The role of the consultant as perceived in the scenarios by the residents and patients was consistent and somewhat surprising. Residents assumed the consultant would want greater control than did the residents themselves, while the patients saw the physician and the consultant as playing equal roles in the decision-making process. This is a very important concept for physicians and patients to appreciate. It implies that when a consultant becomes involved in the case, the resident anticipates the consultant's playing the lead role in the decision-making process, whereas the patient sees the consultant as just another member of the physician team. These different views of the consultant could easily lead to confusion and miscommunication in the patient—physician relationship, especially as it relates to treatment.
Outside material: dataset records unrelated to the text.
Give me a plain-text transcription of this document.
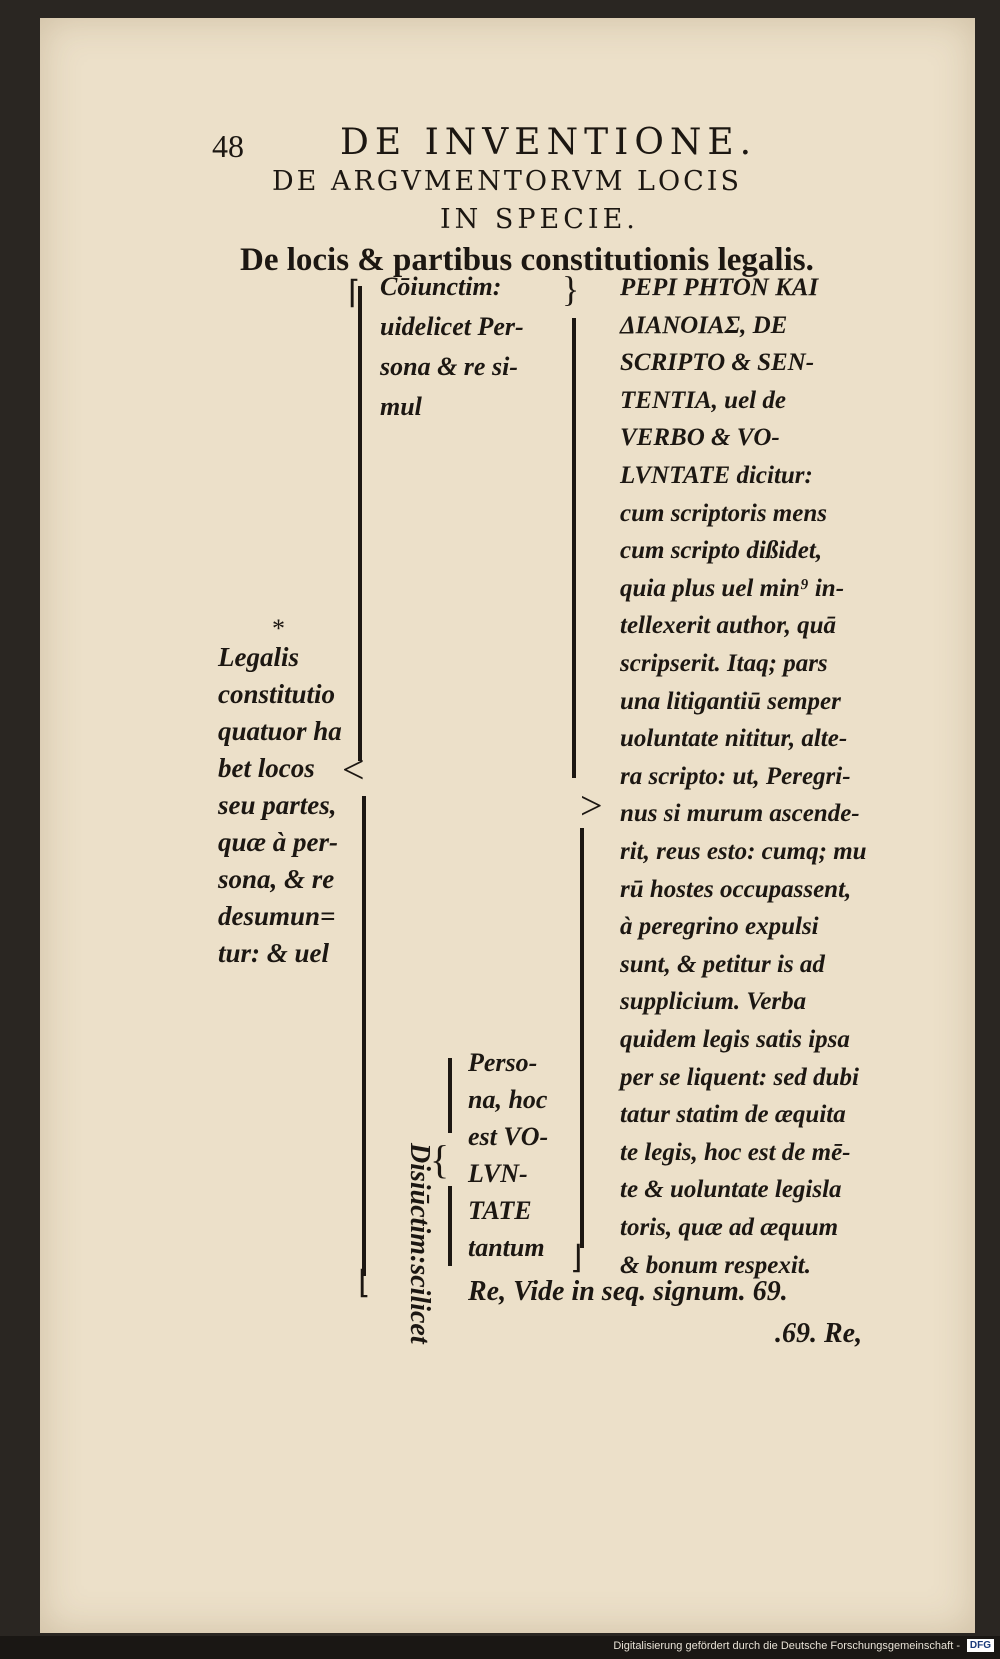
48	DE INVENTIONE.
DE ARGVMENTORVM LOCIS
IN SPECIE.
De locis & partibus constitutionis legalis.
*
Legalis
constitutio
quatuor ha
bet locos
seu partes,
quæ à per-
sona, & re
desumun=
tur: & uel
<
⌈
⌊
Cōiunctim:
uidelicet Per-
sona & re si-
mul
}
>
⌋
Disiūctim:scilicet
{
Perso-
na, hoc
est VO-
LVN-
TATE
tantum
Re, Vide in seq. signum. 69.
ΡΕΡΙ ΡΗΤΟΝ ΚΑΙ
ΔΙΑΝΟΙΑΣ, DE
SCRIPTO & SEN-
TENTIA, uel de
VERBO & VO-
LVNTATE dicitur:
cum scriptoris mens
cum scripto dißidet,
quia plus uel min⁹ in-
tellexerit author, quā
scripserit. Itaq; pars
una litigantiū semper
uoluntate nititur, alte-
ra scripto: ut, Peregri-
nus si murum ascende-
rit, reus esto: cumq; mu
rū hostes occupassent,
à peregrino expulsi
sunt, & petitur is ad
supplicium. Verba
quidem legis satis ipsa
per se liquent: sed dubi
tatur statim de æquita
te legis, hoc est de mē-
te & uoluntate legisla
toris, quæ ad æquum
& bonum respexit.
.69. Re,
Digitalisierung gefördert durch die Deutsche Forschungsgemeinschaft - DFG
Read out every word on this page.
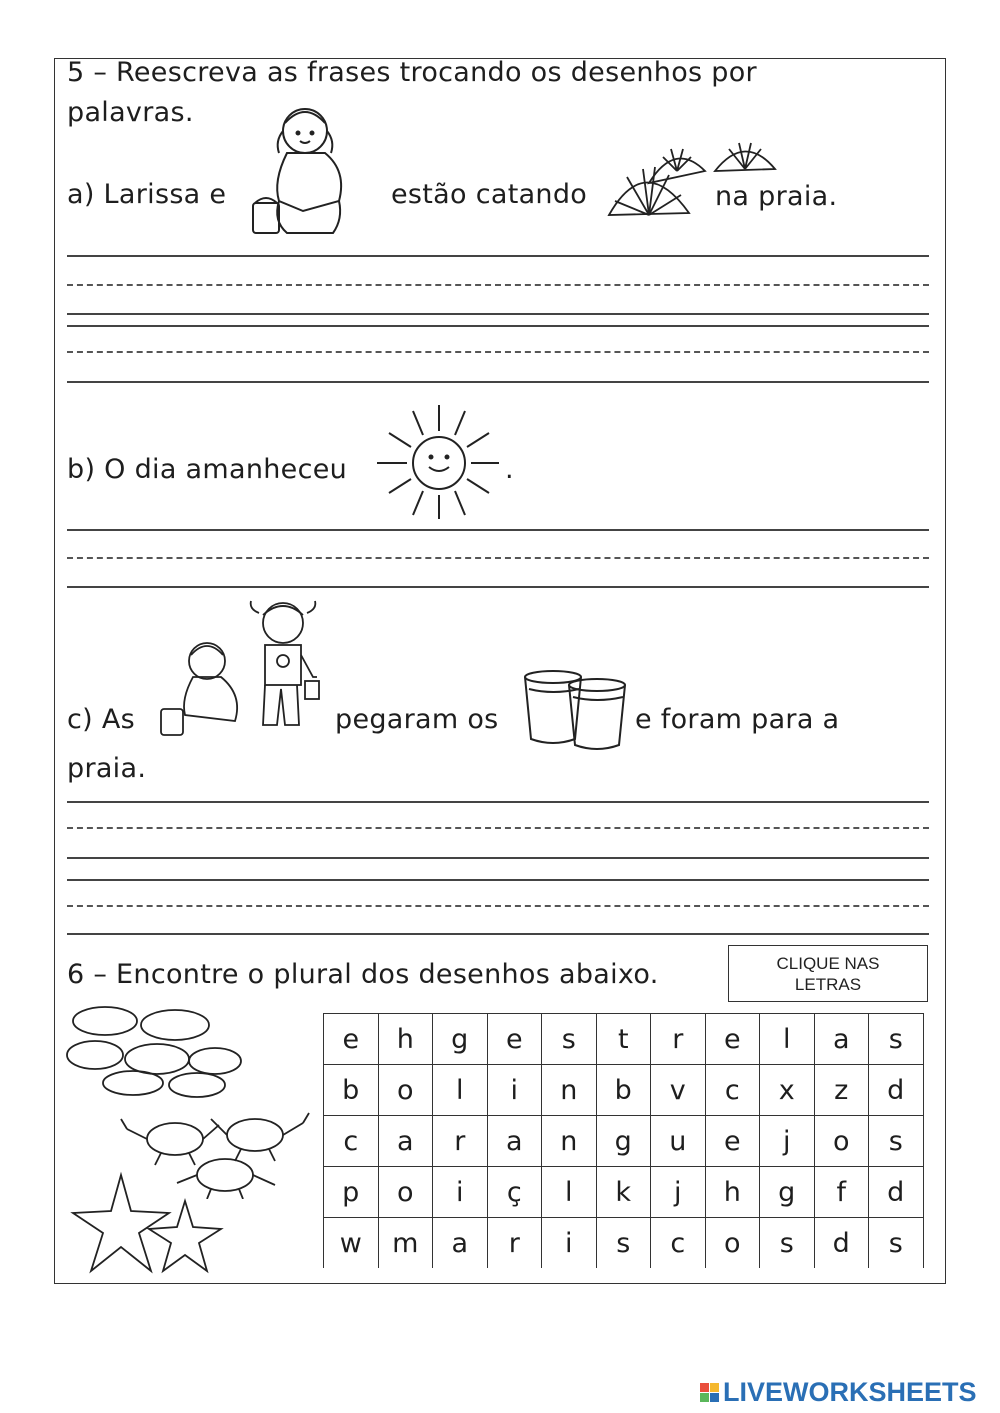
5 – Reescreva as frases trocando os desenhos por
palavras.
a) Larissa e	estão catando	na praia.
b) O dia amanheceu	.
c) As	pegaram os	e foram para a
praia.
6 – Encontre o plural dos desenhos abaixo.	CLIQUE NAS
LETRAS
e	h	g	e	s	t	r	e	l	a	s
b	o	l	i	n	b	v	c	x	z	d
c	a	r	a	n	g	u	e	j	o	s
p	o	i	ç	l	k	j	h	g	f	d
w	m	a	r	i	s	c	o	s	d	s
LIVEWORKSHEETS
One important contribution of this study stems from the characteristics of the patient population. More than half of these patients were African American, and a large proportion of patients served by these clinics are from low-income families. These results indicate that one should not assume patients from disadvantaged populations do not want to play a substantial role in making decisions concerning their health care. Physicians would do well to probe for the levels of control desired by patients from similar populations.
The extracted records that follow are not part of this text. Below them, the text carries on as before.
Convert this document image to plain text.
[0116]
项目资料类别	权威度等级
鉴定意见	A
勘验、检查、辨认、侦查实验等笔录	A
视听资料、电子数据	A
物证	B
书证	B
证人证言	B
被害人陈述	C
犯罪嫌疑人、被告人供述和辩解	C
It should be noted that the residents' results are the attitudes of recently graduated medical students, not those of experienced residents or practicing physicians. Therefore, they reflect the influence of medical school education, especially the clinical years (three and four), and can be considered as representing the starting point of residency training. Future studies to address this and other limitations of this report should include surveying residents further into their training to assess the influence of greater experience on the patient—physician relationship; surveying residents from other training programs; matching residents to specific clinic populations as a function of their chosen areas of residency; and, after educational intervention, a follow-up survey of how the residents' understanding of and approach to the patient—physician relationship may have changed.
It would also be important to expand the patient population to “private practice” patients, who are generally better educated and at higher socioeconomic levels, to determine whether these factors are associated with a desire for information and involvement in decision making that is different from that of the patients in our sample. Also, gathering data from patients about previous experiences with men versus women physicians would be important in future research.
The physician—patient relationship is complex, but worthy of serious investigation in the hope of improving our understanding and better preparing our young physicians to engage in positive and meaningful communication with their patients. Furthermore, sharing the findings of such studies with patients, health care administrators, and others involved in the delivery and management of health care could likewise positively affect the physician—patient relationship and alter the environment in which that relationship takes place.